The primary measure that we will use is the
reliability, ρ, of observers' settings for the adjustable sector, defined as the reciprocal of setting variance (Backus & Banks,
1999). We specifically investigate whether the
combination of chromatic and achromatic cues leads to a more reliable percept of transparency. For
Figure 3A, we noted that in a six-region achromatic display, the convergence model predicts a unique luminance
f1 for the variable sector as demonstrated in the diagram in
Figure 3B. In an experiment using this configuration, Kasrai and Kingdom (
2001) found that although this luminance prediction for the variable sector is supported, there is in fact a relatively wide range of luminance values around
f1 that generate a percept of transparency. We ask whether the addition of equiluminant color to such a display will “sharpen” the percept of transparency, thereby decreasing the variability in observers' settings.
In addition to the achromatic case—which we will refer to as the
L condition—we will have a purely chromatic (equiluminant color) condition,
C. An example of such a condition is shown in
Figure 4A, in which all chromatic variations are defined along the single dimension of saturation—going from neutral to highly saturated yellow. We emphasize that, in the chromatic displays, the six regions are equiluminant. It is clear that, as in the achromatic case, there is a unique solution (here, for the saturation of the adjustable sector) that satisfies the convergence model (depicted in
Figure 4B). A “cue-combined” version will be created by superimposing the
L and
C displays, so that the transparent filter in the resulting
L +
C display contains both achromatic and chromatic convergence. The details of how the superposition was achieved will be explained in the
General methods section. The critical question will be whether setting reliability in the
L +
C case is systematically higher than in the
L case.
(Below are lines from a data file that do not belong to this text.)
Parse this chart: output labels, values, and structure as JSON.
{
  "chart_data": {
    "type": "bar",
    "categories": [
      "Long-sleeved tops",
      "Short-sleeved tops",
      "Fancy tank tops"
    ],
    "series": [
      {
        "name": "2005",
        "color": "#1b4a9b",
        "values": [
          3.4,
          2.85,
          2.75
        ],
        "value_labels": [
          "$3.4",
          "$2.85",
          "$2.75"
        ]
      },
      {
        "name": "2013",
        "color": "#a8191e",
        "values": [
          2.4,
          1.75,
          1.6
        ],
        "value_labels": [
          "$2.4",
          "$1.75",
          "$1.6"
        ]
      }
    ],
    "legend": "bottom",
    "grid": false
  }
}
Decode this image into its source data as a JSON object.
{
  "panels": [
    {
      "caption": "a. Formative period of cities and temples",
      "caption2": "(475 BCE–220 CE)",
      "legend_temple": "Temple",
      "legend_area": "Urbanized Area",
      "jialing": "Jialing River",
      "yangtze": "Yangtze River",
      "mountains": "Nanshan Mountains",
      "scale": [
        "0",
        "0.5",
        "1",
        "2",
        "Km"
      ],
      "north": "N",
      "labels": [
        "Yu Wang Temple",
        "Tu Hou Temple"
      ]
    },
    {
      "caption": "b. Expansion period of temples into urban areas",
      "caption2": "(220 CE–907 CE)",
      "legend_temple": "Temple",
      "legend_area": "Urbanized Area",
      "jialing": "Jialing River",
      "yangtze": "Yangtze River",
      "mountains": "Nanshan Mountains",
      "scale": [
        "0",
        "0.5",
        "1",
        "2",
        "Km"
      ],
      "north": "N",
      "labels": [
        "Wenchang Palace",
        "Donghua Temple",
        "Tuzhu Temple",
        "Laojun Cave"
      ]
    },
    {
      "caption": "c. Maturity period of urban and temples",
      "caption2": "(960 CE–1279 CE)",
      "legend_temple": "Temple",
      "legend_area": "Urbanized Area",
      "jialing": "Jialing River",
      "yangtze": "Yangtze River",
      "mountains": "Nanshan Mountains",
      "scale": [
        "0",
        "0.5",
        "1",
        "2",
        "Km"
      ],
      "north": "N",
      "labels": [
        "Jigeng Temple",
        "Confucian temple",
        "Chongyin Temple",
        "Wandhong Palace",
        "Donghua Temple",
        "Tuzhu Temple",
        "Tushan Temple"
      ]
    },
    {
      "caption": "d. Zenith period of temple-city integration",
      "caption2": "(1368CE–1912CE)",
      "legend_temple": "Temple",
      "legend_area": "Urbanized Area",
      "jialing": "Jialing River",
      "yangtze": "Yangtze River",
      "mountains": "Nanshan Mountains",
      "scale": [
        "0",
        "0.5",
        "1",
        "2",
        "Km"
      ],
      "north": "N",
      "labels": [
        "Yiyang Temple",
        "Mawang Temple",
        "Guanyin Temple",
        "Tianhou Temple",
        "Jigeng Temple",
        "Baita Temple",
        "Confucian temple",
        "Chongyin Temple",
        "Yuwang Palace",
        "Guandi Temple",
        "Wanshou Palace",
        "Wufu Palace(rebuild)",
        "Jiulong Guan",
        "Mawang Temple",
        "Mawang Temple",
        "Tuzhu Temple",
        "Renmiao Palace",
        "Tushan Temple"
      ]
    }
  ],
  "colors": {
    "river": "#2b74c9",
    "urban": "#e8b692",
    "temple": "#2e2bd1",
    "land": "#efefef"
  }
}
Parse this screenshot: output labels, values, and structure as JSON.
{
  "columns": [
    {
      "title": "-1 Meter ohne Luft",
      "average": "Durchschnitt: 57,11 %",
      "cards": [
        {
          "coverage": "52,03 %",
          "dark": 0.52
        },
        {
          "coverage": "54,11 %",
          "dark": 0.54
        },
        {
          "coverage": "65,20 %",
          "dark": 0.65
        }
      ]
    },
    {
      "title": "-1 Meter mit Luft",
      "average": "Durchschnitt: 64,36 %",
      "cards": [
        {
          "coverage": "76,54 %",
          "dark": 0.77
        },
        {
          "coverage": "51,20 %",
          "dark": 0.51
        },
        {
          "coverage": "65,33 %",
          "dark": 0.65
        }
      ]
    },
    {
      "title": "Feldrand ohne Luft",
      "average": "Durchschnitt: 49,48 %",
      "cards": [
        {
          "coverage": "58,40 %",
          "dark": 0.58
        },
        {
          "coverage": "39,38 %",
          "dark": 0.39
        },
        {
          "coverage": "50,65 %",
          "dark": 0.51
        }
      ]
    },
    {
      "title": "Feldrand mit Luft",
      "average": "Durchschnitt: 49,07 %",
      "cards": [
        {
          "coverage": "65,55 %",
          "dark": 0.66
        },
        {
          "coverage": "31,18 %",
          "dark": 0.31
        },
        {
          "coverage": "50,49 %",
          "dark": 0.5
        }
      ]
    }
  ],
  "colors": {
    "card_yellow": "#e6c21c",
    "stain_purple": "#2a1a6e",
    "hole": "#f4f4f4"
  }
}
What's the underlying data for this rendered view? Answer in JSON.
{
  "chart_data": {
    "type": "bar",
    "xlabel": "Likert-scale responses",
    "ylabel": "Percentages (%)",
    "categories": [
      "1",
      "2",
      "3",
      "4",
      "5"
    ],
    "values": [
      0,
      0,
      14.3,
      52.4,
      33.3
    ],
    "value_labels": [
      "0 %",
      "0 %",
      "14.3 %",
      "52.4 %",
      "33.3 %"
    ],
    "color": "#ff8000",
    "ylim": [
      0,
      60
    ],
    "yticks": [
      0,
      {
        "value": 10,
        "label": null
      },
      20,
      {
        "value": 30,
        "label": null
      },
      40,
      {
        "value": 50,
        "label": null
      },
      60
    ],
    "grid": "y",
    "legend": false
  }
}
Moreover, to address the question of whether the introduction of
any colors (rather than just polarity-preserving, transparency-consistent colors) improves the percept of transparency, we included a fourth condition,
L +
iC, in which the chromatic component of the superposition is polarity reversed—hence, inconsistent with transparency (recall Metelli's qualitative constraints).
The first two experiments test whether adding color to luminance information makes transparency more precise relative to either cue in isolation. The third experiment applies further configuration manipulations to determine whether the relative strength and contrast between the two cues influence perceived transparency.